It may seem like it just happened out of the blue. One day your partner has lost interest in lovemaking. You have been married for several years and every thing was fine up until recently. Before now, it was happening a couple of times a week and now there is nothing. Of course when it happens, we assume the worst. You may think that they are having an affair, they are no longer interested in you or that they are no longer in love with you. These are definite possibilities however, there can be many other reasons as well.
Women like to have emotional intimacy and not just relations alone. If there aren't any emotions in the relationship, women tend to shut down. The relationship has to be strong in order to have a healthy, great intimate life.
Stress is a huge cause of the lack of intimacy in a marriage. Stress causes total exhaustion in both men and women. Between work and family life, mom and dad are tired and under a great deal of stress.

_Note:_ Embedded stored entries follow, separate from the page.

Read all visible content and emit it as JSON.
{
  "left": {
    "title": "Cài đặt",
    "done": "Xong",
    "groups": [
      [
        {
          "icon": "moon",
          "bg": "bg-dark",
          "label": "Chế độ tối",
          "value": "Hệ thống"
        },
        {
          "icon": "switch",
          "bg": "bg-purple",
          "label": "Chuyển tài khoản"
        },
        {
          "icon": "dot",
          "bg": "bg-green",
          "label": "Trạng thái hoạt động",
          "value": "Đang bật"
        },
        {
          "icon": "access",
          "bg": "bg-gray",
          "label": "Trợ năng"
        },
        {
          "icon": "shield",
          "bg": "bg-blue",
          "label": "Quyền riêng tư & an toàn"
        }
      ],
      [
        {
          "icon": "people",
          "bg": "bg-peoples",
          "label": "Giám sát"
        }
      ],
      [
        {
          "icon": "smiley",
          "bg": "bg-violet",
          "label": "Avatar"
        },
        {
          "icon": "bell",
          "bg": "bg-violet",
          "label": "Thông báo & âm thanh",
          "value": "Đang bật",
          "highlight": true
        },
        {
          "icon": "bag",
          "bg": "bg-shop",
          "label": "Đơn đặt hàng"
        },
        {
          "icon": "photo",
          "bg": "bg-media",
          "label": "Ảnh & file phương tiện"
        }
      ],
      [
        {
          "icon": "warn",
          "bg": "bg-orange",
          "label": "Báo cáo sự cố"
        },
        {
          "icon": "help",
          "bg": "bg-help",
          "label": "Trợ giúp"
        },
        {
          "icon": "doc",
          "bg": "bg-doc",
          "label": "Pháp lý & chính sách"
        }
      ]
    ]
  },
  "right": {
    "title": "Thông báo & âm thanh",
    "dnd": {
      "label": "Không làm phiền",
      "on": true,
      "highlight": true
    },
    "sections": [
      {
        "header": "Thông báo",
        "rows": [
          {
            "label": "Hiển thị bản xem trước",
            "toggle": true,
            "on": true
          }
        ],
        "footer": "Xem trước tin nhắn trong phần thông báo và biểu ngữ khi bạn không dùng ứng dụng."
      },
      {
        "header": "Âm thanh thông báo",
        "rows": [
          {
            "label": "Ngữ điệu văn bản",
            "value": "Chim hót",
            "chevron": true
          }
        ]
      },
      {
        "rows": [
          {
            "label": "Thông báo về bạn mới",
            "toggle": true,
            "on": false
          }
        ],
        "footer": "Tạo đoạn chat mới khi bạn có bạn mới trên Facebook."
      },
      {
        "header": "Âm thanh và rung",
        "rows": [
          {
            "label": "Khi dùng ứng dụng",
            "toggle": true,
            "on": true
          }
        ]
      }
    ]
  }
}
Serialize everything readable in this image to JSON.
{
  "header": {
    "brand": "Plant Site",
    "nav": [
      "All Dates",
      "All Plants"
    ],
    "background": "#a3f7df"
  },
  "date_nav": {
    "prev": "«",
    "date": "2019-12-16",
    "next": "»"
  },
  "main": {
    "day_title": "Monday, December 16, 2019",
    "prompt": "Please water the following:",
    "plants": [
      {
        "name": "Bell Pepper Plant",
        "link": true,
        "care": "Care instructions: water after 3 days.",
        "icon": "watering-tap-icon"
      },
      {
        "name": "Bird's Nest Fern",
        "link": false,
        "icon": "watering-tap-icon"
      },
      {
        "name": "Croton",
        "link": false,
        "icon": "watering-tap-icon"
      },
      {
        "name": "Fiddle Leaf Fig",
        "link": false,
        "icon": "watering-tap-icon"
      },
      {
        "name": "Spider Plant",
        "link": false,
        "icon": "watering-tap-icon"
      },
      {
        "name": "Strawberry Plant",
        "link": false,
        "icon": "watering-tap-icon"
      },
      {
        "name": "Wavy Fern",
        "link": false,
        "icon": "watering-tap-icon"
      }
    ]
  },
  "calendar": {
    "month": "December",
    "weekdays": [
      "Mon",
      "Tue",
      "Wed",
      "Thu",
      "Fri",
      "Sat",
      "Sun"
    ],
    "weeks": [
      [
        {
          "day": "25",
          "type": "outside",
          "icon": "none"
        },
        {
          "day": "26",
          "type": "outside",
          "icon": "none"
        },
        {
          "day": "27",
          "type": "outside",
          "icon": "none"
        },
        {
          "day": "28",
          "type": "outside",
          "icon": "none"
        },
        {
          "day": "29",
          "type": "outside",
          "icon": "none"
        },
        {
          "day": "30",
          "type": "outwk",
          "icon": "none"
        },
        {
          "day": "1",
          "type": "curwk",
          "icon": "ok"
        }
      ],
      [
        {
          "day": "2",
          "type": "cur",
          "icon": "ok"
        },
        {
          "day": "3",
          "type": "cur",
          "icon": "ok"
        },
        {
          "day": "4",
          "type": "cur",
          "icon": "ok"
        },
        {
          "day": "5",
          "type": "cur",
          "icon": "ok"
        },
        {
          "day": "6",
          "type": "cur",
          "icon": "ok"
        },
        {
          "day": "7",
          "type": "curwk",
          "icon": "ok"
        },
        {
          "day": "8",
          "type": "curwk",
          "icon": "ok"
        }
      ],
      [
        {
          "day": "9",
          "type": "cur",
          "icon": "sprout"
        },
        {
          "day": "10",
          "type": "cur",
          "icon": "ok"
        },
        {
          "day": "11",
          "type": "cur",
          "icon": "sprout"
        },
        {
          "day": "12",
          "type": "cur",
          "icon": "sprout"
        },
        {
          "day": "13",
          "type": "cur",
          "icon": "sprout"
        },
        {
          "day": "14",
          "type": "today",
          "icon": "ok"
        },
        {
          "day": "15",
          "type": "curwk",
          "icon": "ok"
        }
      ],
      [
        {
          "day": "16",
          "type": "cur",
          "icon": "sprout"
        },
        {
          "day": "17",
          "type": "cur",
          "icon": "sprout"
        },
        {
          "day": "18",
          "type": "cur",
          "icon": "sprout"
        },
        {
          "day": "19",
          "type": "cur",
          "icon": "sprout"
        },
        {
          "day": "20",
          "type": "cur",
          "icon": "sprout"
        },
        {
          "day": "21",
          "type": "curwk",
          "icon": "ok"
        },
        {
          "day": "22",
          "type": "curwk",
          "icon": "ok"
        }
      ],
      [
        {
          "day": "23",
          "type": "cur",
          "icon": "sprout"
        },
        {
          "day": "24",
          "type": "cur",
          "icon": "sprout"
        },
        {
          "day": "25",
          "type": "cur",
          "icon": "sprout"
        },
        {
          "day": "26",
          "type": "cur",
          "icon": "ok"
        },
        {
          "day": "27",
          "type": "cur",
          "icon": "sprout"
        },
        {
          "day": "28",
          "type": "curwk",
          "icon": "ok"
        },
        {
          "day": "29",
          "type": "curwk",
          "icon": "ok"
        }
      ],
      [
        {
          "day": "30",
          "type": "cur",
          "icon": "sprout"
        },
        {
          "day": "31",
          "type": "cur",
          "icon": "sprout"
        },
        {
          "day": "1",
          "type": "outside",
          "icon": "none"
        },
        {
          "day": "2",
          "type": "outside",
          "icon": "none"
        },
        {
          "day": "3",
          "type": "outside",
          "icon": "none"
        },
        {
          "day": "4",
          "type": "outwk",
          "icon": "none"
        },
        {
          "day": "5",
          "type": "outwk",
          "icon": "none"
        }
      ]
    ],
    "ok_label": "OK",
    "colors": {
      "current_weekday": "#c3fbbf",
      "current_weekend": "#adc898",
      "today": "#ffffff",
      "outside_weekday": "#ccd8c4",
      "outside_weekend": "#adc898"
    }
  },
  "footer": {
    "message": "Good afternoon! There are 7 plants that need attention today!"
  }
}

If that is the case, both partners need to work on the underlying causes of your stress as a couple, that way you both have the energy for lovemaking.
If one partner is always the one asking, he or she may begin to feel rejected after a while. Even if you do not reject your partner when asked, you may still make them feel awkward because they think you are just agreeing, however, not really interested in it.
If your spouse or you are not interested in the technique that is being used, that could be contributing to the issue. The only way to fix this is to communicate with each other. Find out what your spouse likes and what they don’t like. You won’t know unless you ask and neither will your partner. This is a good way to clarify what is working and what isn’t.